MORE: State audit raises concerns about self-dealing between LUS and Fiber, unnecessary payments

Robideaux's July 2019 announcement of the questioned outage monitoring system payments came just a month after Louisiana's Public Service Commission released an audit in June that focused on about $1.75 million in payments from LUS to Fiber for services that LUS never used at dozens of sewage lift stations. 

Public Service Commission staff wrote in that audit that "there is the appearance of self-dealing that clearly benefited the Fiber utility, calling the payments "a form of subsidy" to Fiber.

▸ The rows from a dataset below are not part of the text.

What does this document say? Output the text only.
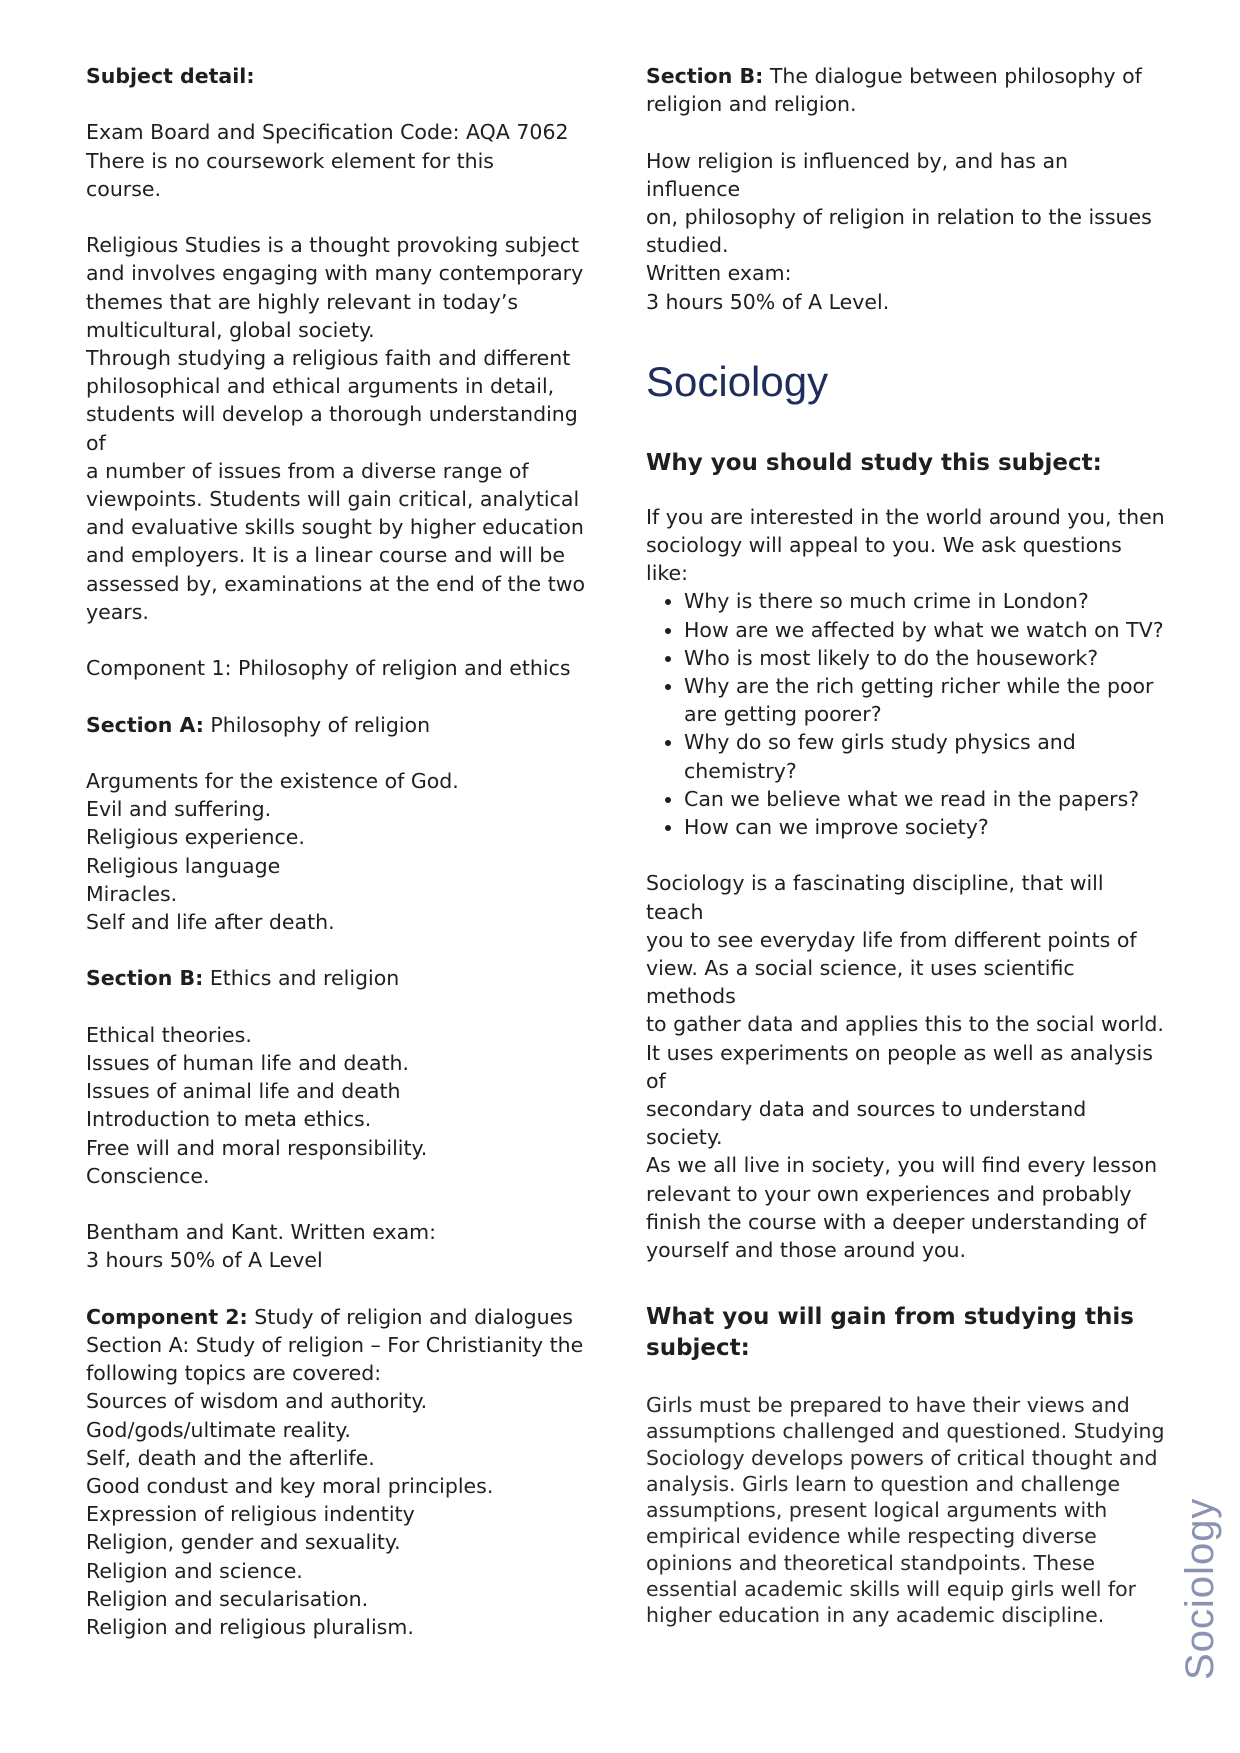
Subject detail:

Exam Board and Specification Code: AQA 7062

There is no coursework element for this

course.

Religious Studies is a thought provoking subject

and involves engaging with many contemporary

themes that are highly relevant in today’s

multicultural, global society.

Through studying a religious faith and different

philosophical and ethical arguments in detail,

students will develop a thorough understanding of

a number of issues from a diverse range of

viewpoints. Students will gain critical, analytical

and evaluative skills sought by higher education

and employers. It is a linear course and will be

assessed by, examinations at the end of the two

years.

Component 1: Philosophy of religion and ethics

Section A: Philosophy of religion

Arguments for the existence of God.

Evil and suffering.

Religious experience.

Religious language

Miracles.

Self and life after death.

Section B: Ethics and religion

Ethical theories.

Issues of human life and death.

Issues of animal life and death

Introduction to meta ethics.

Free will and moral responsibility.

Conscience.

Bentham and Kant. Written exam:

3 hours 50% of A Level

Component 2: Study of religion and dialogues

Section A: Study of religion – For Christianity the

following topics are covered:

Sources of wisdom and authority.

God/gods/ultimate reality.

Self, death and the afterlife.

Good condust and key moral principles.

Expression of religious indentity

Religion, gender and sexuality.

Religion and science.

Religion and secularisation.

Religion and religious pluralism.

Section B: The dialogue between philosophy of

religion and religion.

How religion is influenced by, and has an influence

on, philosophy of religion in relation to the issues

studied.

Written exam:

3 hours 50% of A Level.

Sociology

Why you should study this subject:

If you are interested in the world around you, then

sociology will appeal to you. We ask questions like:

• Why is there so much crime in London?
• How are we affected by what we watch on TV?
• Who is most likely to do the housework?
• Why are the rich getting richer while the poor are getting poorer?
• Why do so few girls study physics and chemistry?
• Can we believe what we read in the papers?
• How can we improve society?

Sociology is a fascinating discipline, that will teach

you to see everyday life from different points of

view. As a social science, it uses scientific methods

to gather data and applies this to the social world.

It uses experiments on people as well as analysis of

secondary data and sources to understand society.

As we all live in society, you will find every lesson

relevant to your own experiences and probably

finish the course with a deeper understanding of

yourself and those around you.

What you will gain from studying this

subject:

Girls must be prepared to have their views and

assumptions challenged and questioned. Studying

Sociology develops powers of critical thought and

analysis. Girls learn to question and challenge

assumptions, present logical arguments with

empirical evidence while respecting diverse

opinions and theoretical standpoints. These

essential academic skills will equip girls well for

higher education in any academic discipline.	Sociology
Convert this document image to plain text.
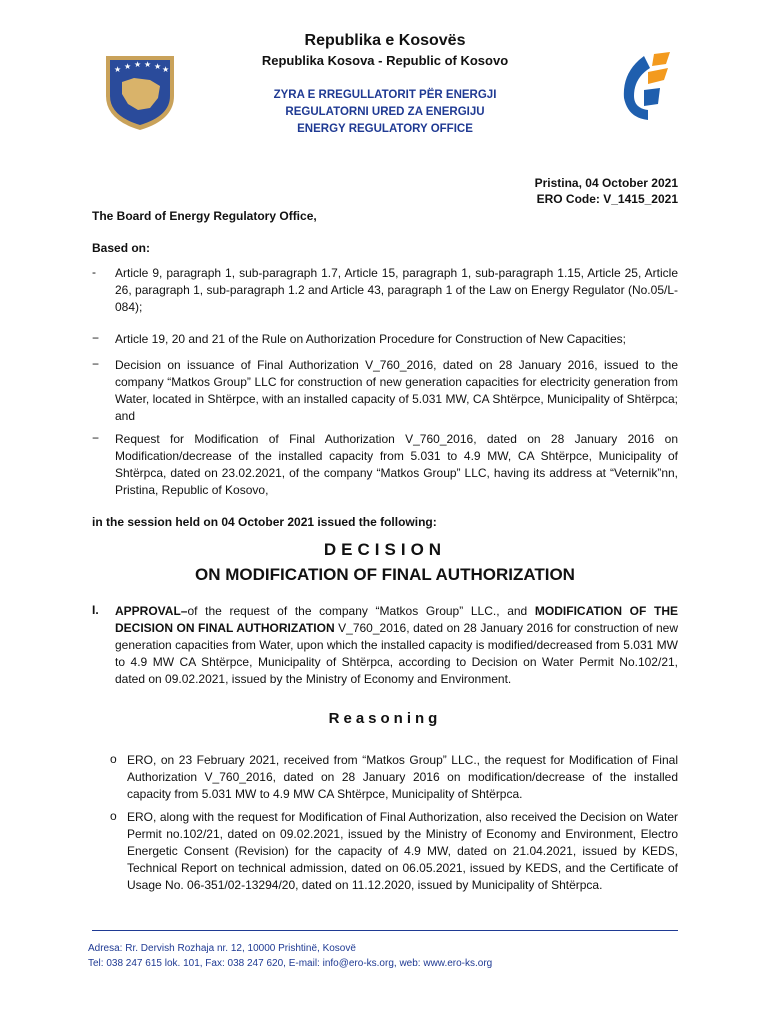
★ ★ ★ ★ ★ ★
Republika e Kosovës
Republika Kosova - Republic of Kosovo
ZYRA E RREGULLATORIT PËR ENERGJI
REGULATORNI URED ZA ENERGIJU
ENERGY REGULATORY OFFICE
Pristina, 04 October 2021
ERO Code: V_1415_2021
The Board of Energy Regulatory Office,
Based on:
- Article 9, paragraph 1, sub-paragraph 1.7, Article 15, paragraph 1, sub-paragraph 1.15, Article 25, Article 26, paragraph 1, sub-paragraph 1.2 and Article 43, paragraph 1 of the Law on Energy Regulator (No.05/L-084);
− Article 19, 20 and 21 of the Rule on Authorization Procedure for Construction of New Capacities;
− Decision on issuance of Final Authorization V_760_2016, dated on 28 January 2016, issued to the company “Matkos Group” LLC for construction of new generation capacities for electricity generation from Water, located in Shtërpce, with an installed capacity of 5.031 MW, CA Shtërpce, Municipality of Shtërpca; and
− Request for Modification of Final Authorization V_760_2016, dated on 28 January 2016 on Modification/decrease of the installed capacity from 5.031 to 4.9 MW, CA Shtërpce, Municipality of Shtërpca, dated on 23.02.2021, of the company “Matkos Group” LLC, having its address at “Veternik”nn, Pristina, Republic of Kosovo,
in the session held on 04 October 2021 issued the following:
DECISION
ON MODIFICATION OF FINAL AUTHORIZATION
I. APPROVAL–of the request of the company “Matkos Group” LLC., and MODIFICATION OF THE DECISION ON FINAL AUTHORIZATION V_760_2016, dated on 28 January 2016 for construction of new generation capacities from Water, upon which the installed capacity is modified/decreased from 5.031 MW to 4.9 MW CA Shtërpce, Municipality of Shtërpca, according to Decision on Water Permit No.102/21, dated on 09.02.2021, issued by the Ministry of Economy and Environment.
Reasoning
o ERO, on 23 February 2021, received from “Matkos Group” LLC., the request for Modification of Final Authorization V_760_2016, dated on 28 January 2016 on modification/decrease of the installed capacity from 5.031 MW to 4.9 MW CA Shtërpce, Municipality of Shtërpca.
o ERO, along with the request for Modification of Final Authorization, also received the Decision on Water Permit no.102/21, dated on 09.02.2021, issued by the Ministry of Economy and Environment, Electro Energetic Consent (Revision) for the capacity of 4.9 MW, dated on 21.04.2021, issued by KEDS, Technical Report on technical admission, dated on 06.05.2021, issued by KEDS, and the Certificate of Usage No. 06-351/02-13294/20, dated on 11.12.2020, issued by Municipality of Shtërpca.
Adresa: Rr. Dervish Rozhaja nr. 12, 10000 Prishtinë, Kosovë
Tel: 038 247 615 lok. 101, Fax: 038 247 620, E-mail: info@ero-ks.org, web: www.ero-ks.org
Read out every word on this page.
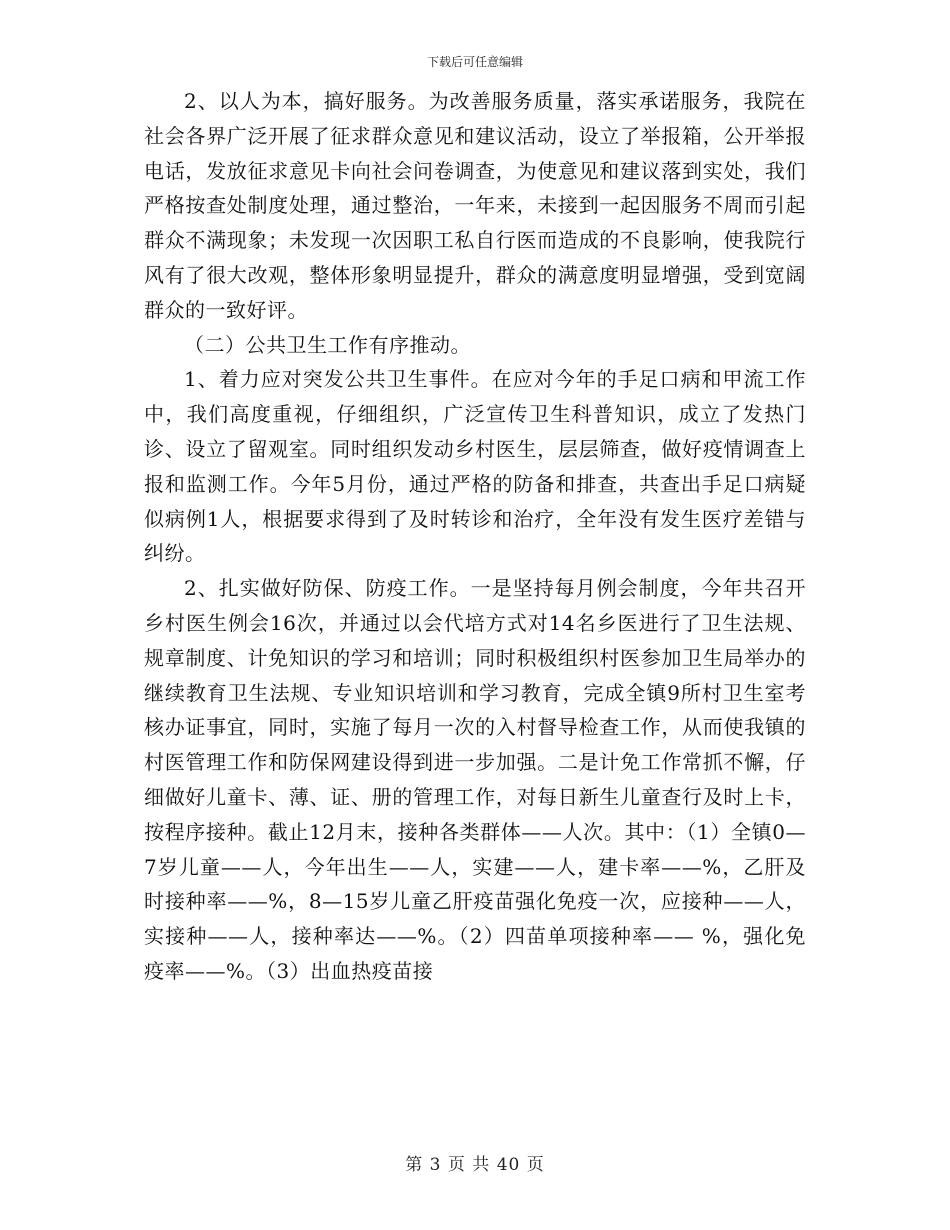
下载后可任意编辑

2、以人为本，搞好服务。为改善服务质量，落实承诺服务，我院在社会各界广泛开展了征求群众意见和建议活动，设立了举报箱，公开举报电话，发放征求意见卡向社会问卷调查，为使意见和建议落到实处，我们严格按查处制度处理，通过整治，一年来，未接到一起因服务不周而引起群众不满现象；未发现一次因职工私自行医而造成的不良影响，使我院行风有了很大改观，整体形象明显提升，群众的满意度明显增强，受到宽阔群众的一致好评。

（二）公共卫生工作有序推动。

1、着力应对突发公共卫生事件。在应对今年的手足口病和甲流工作中，我们高度重视，仔细组织，广泛宣传卫生科普知识，成立了发热门诊、设立了留观室。同时组织发动乡村医生，层层筛查，做好疫情调查上报和监测工作。今年5月份，通过严格的防备和排查，共查出手足口病疑似病例1人，根据要求得到了及时转诊和治疗，全年没有发生医疗差错与纠纷。

2、扎实做好防保、防疫工作。一是坚持每月例会制度，今年共召开乡村医生例会16次，并通过以会代培方式对14名乡医进行了卫生法规、规章制度、计免知识的学习和培训；同时积极组织村医参加卫生局举办的继续教育卫生法规、专业知识培训和学习教育，完成全镇9所村卫生室考核办证事宜，同时，实施了每月一次的入村督导检查工作，从而使我镇的村医管理工作和防保网建设得到进一步加强。二是计免工作常抓不懈，仔细做好儿童卡、薄、证、册的管理工作，对每日新生儿童查行及时上卡，按程序接种。截止12月末，接种各类群体——人次。其中：（1）全镇0—7岁儿童——人，今年出生——人，实建——人，建卡率——%，乙肝及时接种率——%，8—15岁儿童乙肝疫苗强化免疫一次，应接种——人，实接种——人，接种率达——%。（2）四苗单项接种率—— %，强化免疫率——%。（3）出血热疫苗接

第 3 页 共 40 页
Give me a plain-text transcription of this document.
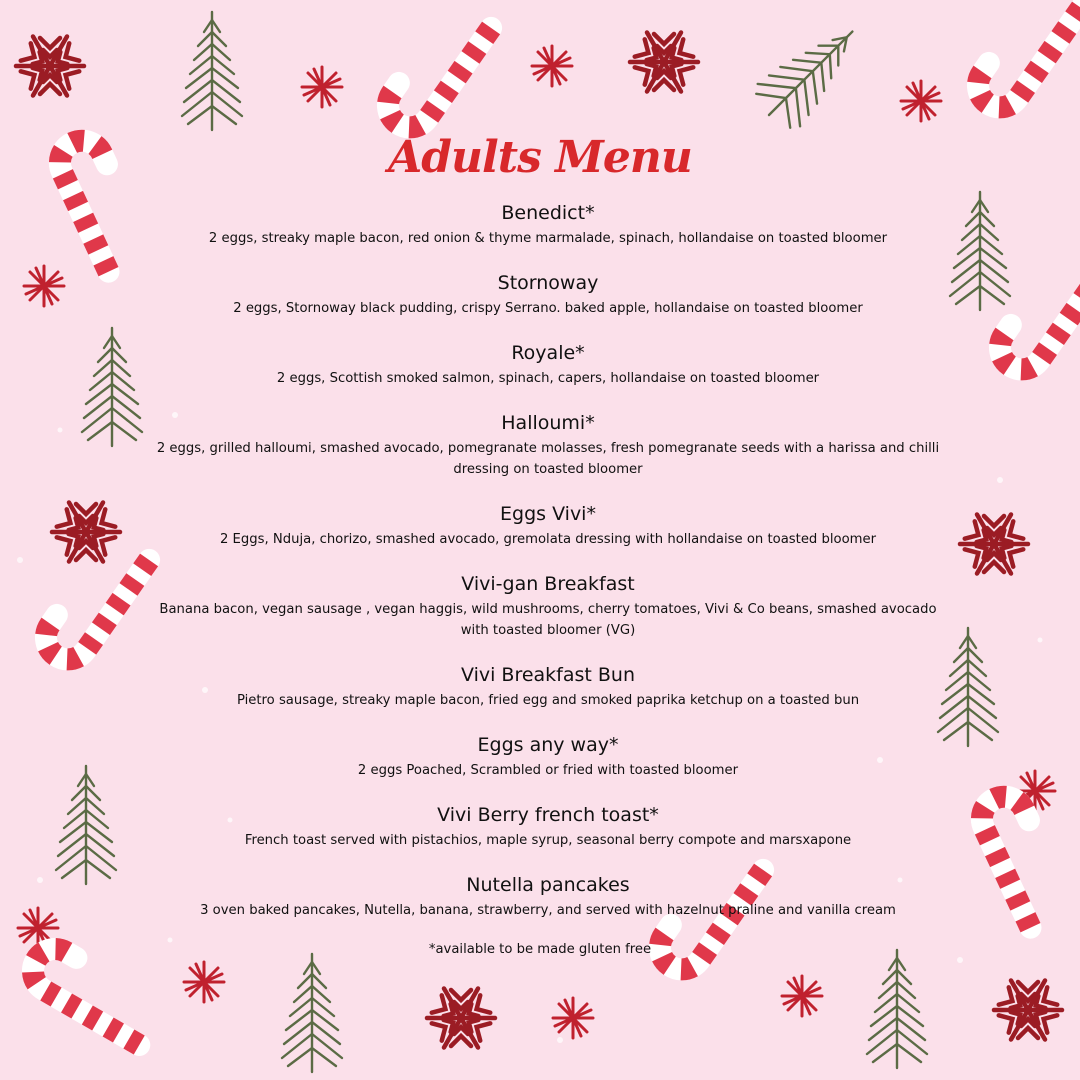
Adults Menu
Benedict*

2 eggs, streaky maple bacon, red onion & thyme marmalade, spinach, hollandaise on toasted bloomer

Stornoway

2 eggs, Stornoway black pudding, crispy Serrano. baked apple, hollandaise on toasted bloomer

Royale*

2 eggs, Scottish smoked salmon, spinach, capers, hollandaise on toasted bloomer

Halloumi*

2 eggs, grilled halloumi, smashed avocado, pomegranate molasses, fresh pomegranate seeds with a harissa and chilli dressing on toasted bloomer

Eggs Vivi*

2 Eggs, Nduja, chorizo, smashed avocado, gremolata dressing with hollandaise on toasted bloomer

Vivi-gan Breakfast

Banana bacon, vegan sausage , vegan haggis, wild mushrooms, cherry tomatoes, Vivi & Co beans, smashed avocado with toasted bloomer (VG)

Vivi Breakfast Bun

Pietro sausage, streaky maple bacon, fried egg and smoked paprika ketchup on a toasted bun

Eggs any way*

2 eggs Poached, Scrambled or fried with toasted bloomer

Vivi Berry french toast*

French toast served with pistachios, maple syrup, seasonal berry compote and marsxapone

Nutella pancakes

3 oven baked pancakes, Nutella, banana, strawberry, and served with hazelnut praline and vanilla cream

*available to be made gluten free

MORE: Former LUS head Terry Huval defends $8M in questioned payments to LUS Fiber

Huval defended the payments for the power monitoring system in November, saying the cost of the outage system was less than it would have been under the required method and had been cleared by auditors. But the forensic auditors disputed that it had been properly vetted in their report. 

Emails later showed Huval prioritized LUS’s payments for the outage system as “a significant LUS Fiber revenue source” despite being warned by a city-parish accountant that the pricing of the system may have violated the commission’s rules against improper subsidies.